Но это было днём, при ярком солнечном свете. А теперь, при искусственном свете электрических фонарей, с цветом платья что-то произошло. В нём стал угадываться неуловимый намёк на кроваво-красный оттенок. И всё изменилось. И это уже не торжествующий крик, а молчаливый вопль о пощаде. Та же самая ткань стекала вниз по гибким рукам, которые сами так и искали опору, хотя бы на собственных бёдрах. И ткань стекала по бёдрам ещё ниже, словно взывая: «Всё это хорошо. Но сколько же можно?»
Всё! Вечер закончился!
НОЧЬ
Ничего этого Коля не видел, и не догадывался обо всех этих нюансах. Он видел только одно: Валечка идёт!
— Наконец-то, — выдохнул он, когда она подошла.
— Заждался? — устало улыбнулась она. Как глянула в зеркало, что у меня творится на голове, и обомлела. Ты из меня копну с сеном сделал. А я-то думаю, никак не могу догадаться, чего это все на меня так странно смотрят и улыбаются. Хорошо ещё, что заколка не потерялась. Я её у мамы еле-еле выпросила. Это единственная ценная вещь, которая нам осталась от бабушки. Если бы я её потеряла, это был бы конец.
— Золотая?
— Ага, и камушки настоящие, — Валечка взяла Колю под руку. — Интересно, автобусы ещё ходят?
— Только, если очень пьяные, — засмеялся Коля. — В такой поздний час можно дождаться только какого-то дежурного. Да ведь тут не очень далеко. Мы и пешком дойдём.
— Хотя бы такси появилось, — с тоской произнесла Валечка, сильно опираясь на Колину руку.
— Ну да, с моими деньгами только в такси и садиться, — тихо пробормотал он. — Ты сильно устала?
— Устала, не устала, а идти не могу, — чуть не плача, ответила Валечка.
— У тебя что-то болит? — забеспокоился Коля.
— Да туфли дурацкие. Уж сколько раз на них обжигалась. И вот, опять.
— Ногу натёрла?
— Да вроде бы и не натёрла. Каблуки высоченные. Ноги не держат, — Валечка остановилась. — Всё, больше нет никаких сил терпеть. Сейчас сниму их и пойду босиком.

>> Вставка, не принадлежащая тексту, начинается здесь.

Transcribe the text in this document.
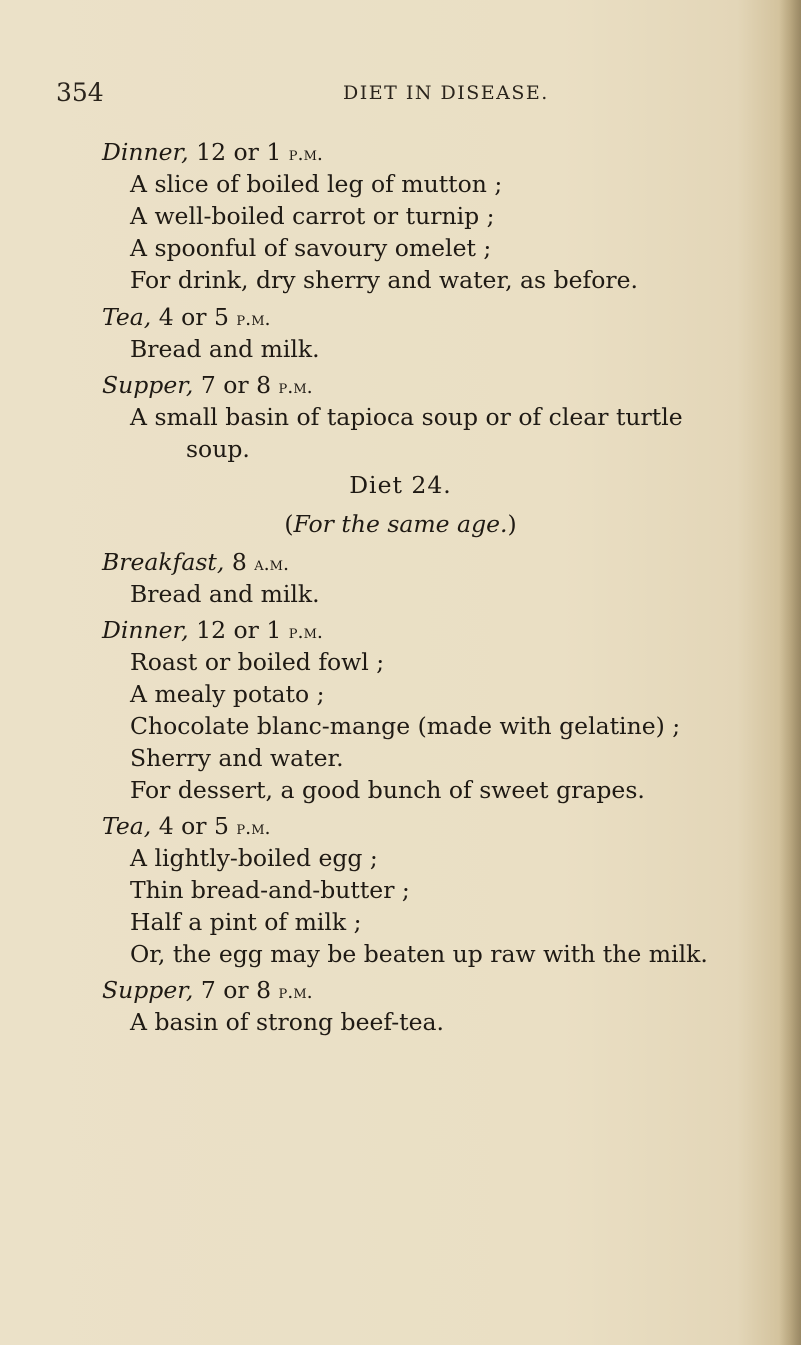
354	DIET IN DISEASE.
Dinner, 12 or 1 p.m.
A slice of boiled leg of mutton ;
A well-boiled carrot or turnip ;
A spoonful of savoury omelet ;
For drink, dry sherry and water, as before.
Tea, 4 or 5 p.m.
Bread and milk.
Supper, 7 or 8 p.m.
A small basin of tapioca soup or of clear turtle
soup.
Diet 24.
(For the same age.)
Breakfast, 8 a.m.
Bread and milk.
Dinner, 12 or 1 p.m.
Roast or boiled fowl ;
A mealy potato ;
Chocolate blanc-mange (made with gelatine) ;
Sherry and water.
For dessert, a good bunch of sweet grapes.
Tea, 4 or 5 p.m.
A lightly-boiled egg ;
Thin bread-and-butter ;
Half a pint of milk ;
Or, the egg may be beaten up raw with the milk.
Supper, 7 or 8 p.m.
A basin of strong beef-tea.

— Вот ещё чего придумала, — пробормотал Коля, поворачиваясь к ней лицом. Затем наклонился и взял её на руки. — Вот так будет лучше. И я согреюсь, и ты отдохнёшь.
— Ой, что ты делаешь! — воскликнула Валечка. — Надорвёшься. Я же тяжеленная, за столом так натрескалась, что, казалось, сейчас лопну. Никогда в жизни столько не ела. Люди подумают, дорвалась до дармовщинки. Сама не знаю, что это со мной.
— Да уж, очень тяжеленная, — прошептал Коля, плотно прижимая Валечку к себе. — Гораздо тяжелее одуванчика. Синичку хоть на пшеничку, всё равно — синичка.
— Как хорошо, — Валечка повыше устроилась на его плече и обвила руками шею. — Это лучше любого автобуса или такси. Хорошенький ты мой. Прелесть ты моя ненаглядная. Труженик ты мой золотой, — она отвела его волосы от уха и принялась нежно выцеловывать шею, затылок, потом отвернула ворот рубахи, забираясь губами поглубже, туда, где можно прикоснуться к тёплым и крепким мышцам шеи и спины. — А это моя премия за твои труды, за бережное отношение и заботу о моих бедных ножках, за то, что ты такой сильный и добрый.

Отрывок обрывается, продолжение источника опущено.